Reduction firing of the ceramic produces an excess of carbon and a reduction of oxygen in the kiln. Carbon monoxide extracts oxygen from the surroundings and the body. A strong smoke development is the result. The body changes colour, from light grey to black, depending on the intensity and time of the reduction. The clay has less oxygen, becomes firmer and more solid and at the same time acquires greater porosity. All in all, this leads to the specific properties of a kyusu fired in this way when preparing green tea in terms of taste and effect. After firing, the special clay, which is rich in minerals, reacts in a characteristic way with the ingredients of the tea and the water (see the tab on tea varieties).

Glaze

Wafer-thin, special clay layer (chara; チャラ) which develops a characteristic sheen with age.

Character

This traditional Kyusu is handmade from natural clay by a small, specialised studio in the famous Tokoname. The great tradition of craftsmanship and the extremely careful method of production make this Kyusu the ideal entry-level and everyday model for connoisseurs of high-quality Japanese green teas.

Tokoname is one of Japan's six ancient ceramic centres. High-quality earthenware has been produced here since the 12th century. The particularly ferruginous clay deposits still present there are responsible for the characteristic red body which, together with the oxidation firing, is so decisive for optimising the taste of the tea. A special feature of the production of Kyusu from Tokoname are the lids, which are cut by hand and fit precisely.

Details

  • Handmade in original Tokoname studio
  • Hand cut lid
  • Red, ferruginous natural clay
  • Special black clay layer (chara チャラ) applied wafer-thin before firing, which develops a characteristic sheen with age

How to use

To properly care for high-quality Japanese ceramics, always use soft water throughout preparation and cleaning.

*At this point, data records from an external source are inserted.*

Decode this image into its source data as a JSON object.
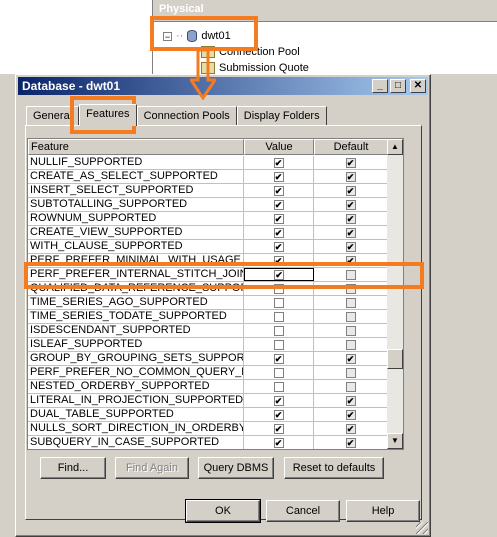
{
  "background": {
    "panel_header": "Physical",
    "tree": [
      {
        "label": "dwt01"
      },
      {
        "label": "Connection Pool"
      },
      {
        "label": "Submission Quote"
      }
    ]
  },
  "dialog": {
    "title": "Database - dwt01",
    "title_buttons": {
      "minimize": "_",
      "maximize": "□",
      "close": "✕"
    },
    "tabs": [
      {
        "label": "General"
      },
      {
        "label": "Features",
        "active": true
      },
      {
        "label": "Connection Pools"
      },
      {
        "label": "Display Folders"
      }
    ],
    "grid": {
      "columns": [
        "Feature",
        "Value",
        "Default"
      ],
      "rows": [
        {
          "feature": "NULLIF_SUPPORTED",
          "value": true,
          "default": true
        },
        {
          "feature": "CREATE_AS_SELECT_SUPPORTED",
          "value": true,
          "default": true
        },
        {
          "feature": "INSERT_SELECT_SUPPORTED",
          "value": true,
          "default": true
        },
        {
          "feature": "SUBTOTALLING_SUPPORTED",
          "value": true,
          "default": true
        },
        {
          "feature": "ROWNUM_SUPPORTED",
          "value": true,
          "default": true
        },
        {
          "feature": "CREATE_VIEW_SUPPORTED",
          "value": true,
          "default": true
        },
        {
          "feature": "WITH_CLAUSE_SUPPORTED",
          "value": true,
          "default": true
        },
        {
          "feature": "PERF_PREFER_MINIMAL_WITH_USAGE",
          "value": true,
          "default": true
        },
        {
          "feature": "PERF_PREFER_INTERNAL_STITCH_JOIN",
          "value": true,
          "default": false,
          "selected": true
        },
        {
          "feature": "QUALIFIED_DATA_REFERENCE_SUPPORTE",
          "value": false,
          "default": false
        },
        {
          "feature": "TIME_SERIES_AGO_SUPPORTED",
          "value": false,
          "default": false
        },
        {
          "feature": "TIME_SERIES_TODATE_SUPPORTED",
          "value": false,
          "default": false
        },
        {
          "feature": "ISDESCENDANT_SUPPORTED",
          "value": false,
          "default": false
        },
        {
          "feature": "ISLEAF_SUPPORTED",
          "value": false,
          "default": false
        },
        {
          "feature": "GROUP_BY_GROUPING_SETS_SUPPORTED",
          "value": true,
          "default": true
        },
        {
          "feature": "PERF_PREFER_NO_COMMON_QUERY_FAC",
          "value": false,
          "default": false
        },
        {
          "feature": "NESTED_ORDERBY_SUPPORTED",
          "value": false,
          "default": false
        },
        {
          "feature": "LITERAL_IN_PROJECTION_SUPPORTED",
          "value": true,
          "default": true
        },
        {
          "feature": "DUAL_TABLE_SUPPORTED",
          "value": true,
          "default": true
        },
        {
          "feature": "NULLS_SORT_DIRECTION_IN_ORDERBY_S",
          "value": true,
          "default": true
        },
        {
          "feature": "SUBQUERY_IN_CASE_SUPPORTED",
          "value": true,
          "default": true
        }
      ]
    },
    "buttons": {
      "find": "Find...",
      "find_again": "Find Again",
      "query_dbms": "Query DBMS",
      "reset": "Reset to defaults",
      "ok": "OK",
      "cancel": "Cancel",
      "help": "Help"
    },
    "check_glyph": "✔"
  },
  "colors": {
    "annotation": "#f47b20",
    "titlebar": "#0a246a"
  }
}
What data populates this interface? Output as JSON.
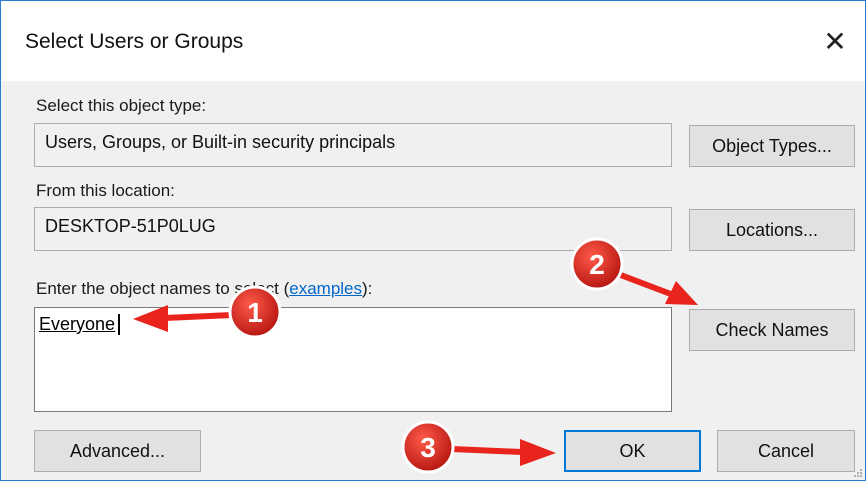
{
  "dialog": {
    "title": "Select Users or Groups",
    "close_glyph": "✕"
  },
  "object_type": {
    "label": "Select this object type:",
    "value": "Users, Groups, or Built-in security principals",
    "button": "Object Types..."
  },
  "location": {
    "label": "From this location:",
    "value": "DESKTOP-51P0LUG",
    "button": "Locations..."
  },
  "names": {
    "label_prefix": "Enter the object names to select (",
    "label_link": "examples",
    "label_suffix": "):",
    "value": "Everyone",
    "check_button": "Check Names"
  },
  "footer": {
    "advanced_button": "Advanced...",
    "ok_button": "OK",
    "cancel_button": "Cancel"
  },
  "annotations": {
    "colors": {
      "badge": "#d0221a",
      "arrow": "#e8241c"
    },
    "step1": "1",
    "step2": "2",
    "step3": "3"
  }
}
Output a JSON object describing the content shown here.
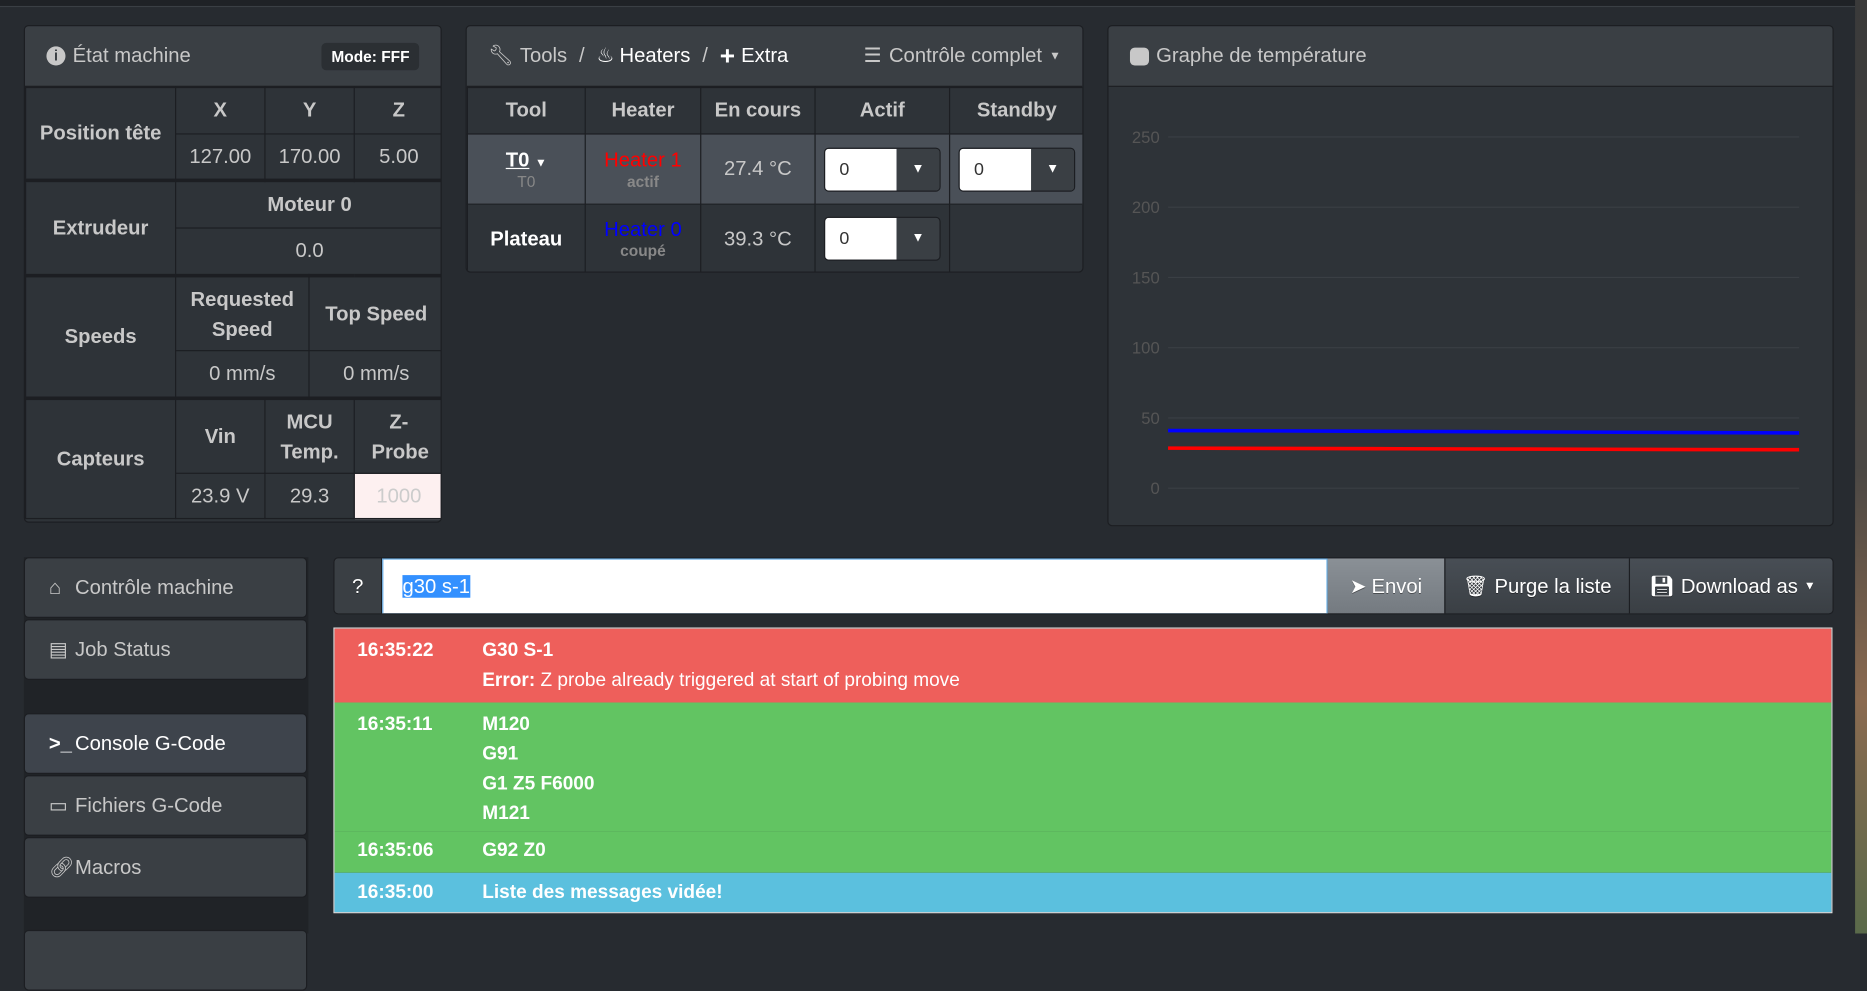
{
  "machine_status": {
    "title": "État machine",
    "mode": "Mode: FFF",
    "head_position": {
      "label": "Position tête",
      "axes": [
        "X",
        "Y",
        "Z"
      ],
      "values": [
        "127.00",
        "170.00",
        "5.00"
      ]
    },
    "extruder": {
      "label": "Extrudeur",
      "drive": "Moteur 0",
      "value": "0.0"
    },
    "speeds": {
      "label": "Speeds",
      "requested_label": "Requested Speed",
      "top_label": "Top Speed",
      "requested": "0 mm/s",
      "top": "0 mm/s"
    },
    "sensors": {
      "label": "Capteurs",
      "headers": [
        "Vin",
        "MCU Temp.",
        "Z-Probe"
      ],
      "values": [
        "23.9 V",
        "29.3",
        "1000"
      ]
    }
  },
  "tools": {
    "title_tools": "Tools",
    "title_heaters": "Heaters",
    "title_extra": "Extra",
    "control": "Contrôle complet",
    "headers": [
      "Tool",
      "Heater",
      "En cours",
      "Actif",
      "Standby"
    ],
    "rows": [
      {
        "tool": "T0",
        "tool_sub": "T0",
        "heater": "Heater 1",
        "heater_color": "#ff0000",
        "state": "actif",
        "current": "27.4 °C",
        "active": "0",
        "standby": "0"
      },
      {
        "tool": "Plateau",
        "heater": "Heater 0",
        "heater_color": "#0000ff",
        "state": "coupé",
        "current": "39.3 °C",
        "active": "0"
      }
    ]
  },
  "chart_panel": {
    "title": "Graphe de température"
  },
  "chart_data": {
    "type": "line",
    "ylim": [
      0,
      250
    ],
    "yticks": [
      "0",
      "50",
      "100",
      "150",
      "200",
      "250"
    ],
    "grid": true,
    "series": [
      {
        "color": "#0000ff",
        "values": [
          41,
          40.8,
          40.5,
          40.2,
          39.9,
          39.6,
          39.3
        ]
      },
      {
        "color": "#ff0000",
        "values": [
          28.5,
          28.3,
          28.1,
          27.9,
          27.7,
          27.5,
          27.4
        ]
      }
    ]
  },
  "sidebar": {
    "items": [
      {
        "label": "Contrôle machine",
        "icon": "home-icon"
      },
      {
        "label": "Job Status",
        "icon": "printer-icon"
      },
      {
        "label": "Console G-Code",
        "icon": "terminal-icon"
      },
      {
        "label": "Fichiers G-Code",
        "icon": "hdd-icon"
      },
      {
        "label": "Macros",
        "icon": "link-icon"
      }
    ]
  },
  "console": {
    "help": "?",
    "input": "g30 s-1",
    "send": "Envoi",
    "purge": "Purge la liste",
    "download": "Download as",
    "log": [
      {
        "time": "16:35:22",
        "lines": [
          "G30 S-1"
        ],
        "error_label": "Error:",
        "error": " Z probe already triggered at start of probing move",
        "color": "#ee5f5b"
      },
      {
        "time": "16:35:11",
        "lines": [
          "M120",
          "G91",
          "G1 Z5 F6000",
          "M121"
        ],
        "color": "#62c462"
      },
      {
        "time": "16:35:06",
        "lines": [
          "G92 Z0"
        ],
        "color": "#62c462"
      },
      {
        "time": "16:35:00",
        "lines": [
          "Liste des messages vidée!"
        ],
        "color": "#5bc0de"
      }
    ]
  }
}
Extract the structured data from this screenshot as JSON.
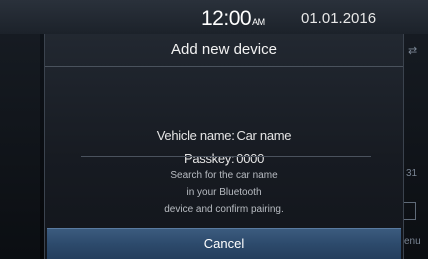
{
  "status_bar": {
    "time": "12:00",
    "ampm": "AM",
    "date": "01.01.2016"
  },
  "background": {
    "right_number": "31",
    "right_label": "enu"
  },
  "dialog": {
    "title": "Add new device",
    "vehicle_label": "Vehicle name:",
    "vehicle_value": "Car name",
    "passkey_label": "Passkey:",
    "passkey_value": "0000",
    "instructions": [
      "Search for the car name",
      "in your Bluetooth",
      "device and confirm pairing."
    ],
    "cancel_label": "Cancel"
  },
  "colors": {
    "accent": "#2d4a6c",
    "background": "#0a0d12",
    "dialog": "#1c2129"
  }
}
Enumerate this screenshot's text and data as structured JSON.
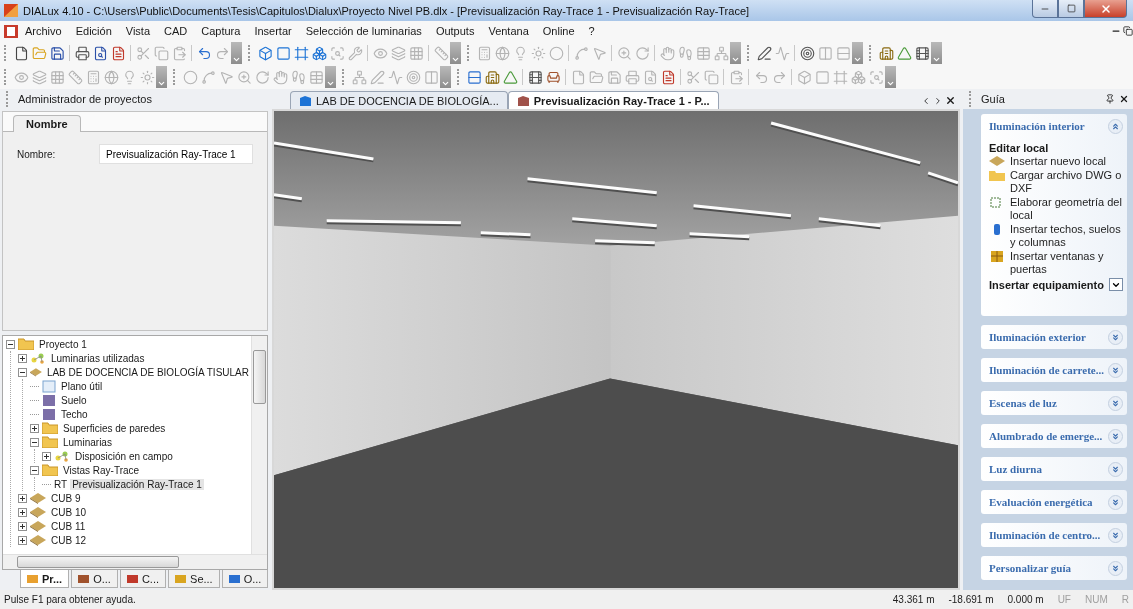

A kyusu should be warmed with water before usage so that the clay reacts better with the tea leaves. Only then should the tea needles be added with a wooden spoon. Depending on taste, variety and quality, 1-3 heaped teaspoons per person are recommended. Connoisseurs usually make the tea much stronger than beginners, who are less used to the intense taste and bitter compounds.

Pour the water carefully and slowly over the leaves, ideally from a yuzamashi (a vessel used for cooling the water after boiling) of the same or similar clay and fire. For best results, fill the water only to the top third of the strainer. Please close the lid while brewing the tea.

To pour, hold the kyusu with one hand, with your thumb on the knob. Make sure that the small opening on the lid is level with the spout. Then pour the tea slowly into the cup, drinking immediately. If several cups are being filled, they should be poured one after the other in small amounts to achieve an even result for all cups. At the end, gently but firmly point the kyusu downwards repeatedly with both hands to extract the last, particularly rich drops from the tea.

After the last infusion, remove the tea from the kyusu and rinse it with water. Do not scrape or otherwise clean the inside. Afterwards, rinse the inside and outside of the pot with soft water to prevent any detrimental limescale deposits. Briefly wipe the outside with a clean cloth. Then leave the kyusu open to dry completely and store it closed for the next infusion.

Care

Cleaning the Exterior:

Use clean water and a soft cloth only. Rub with brewed green tea to remove any stains.

Cleaning the Interior:

Rinse only with clean, preferably soft water. If cleaning the kyusu with tap water, rinse it afterwards with soft, low-limescale water inside and out to avoid corrosion. Because the kyusu, which is unglazed on the inside, develops a patina over time, which improves and intensifies the taste, it is advisable to use only the suggested types of tea. This is also why, whenever possible, soft, low-calcium water (similar to natural mountain spring water) should be used for preparation and cleaning, rather than tap or bottled water.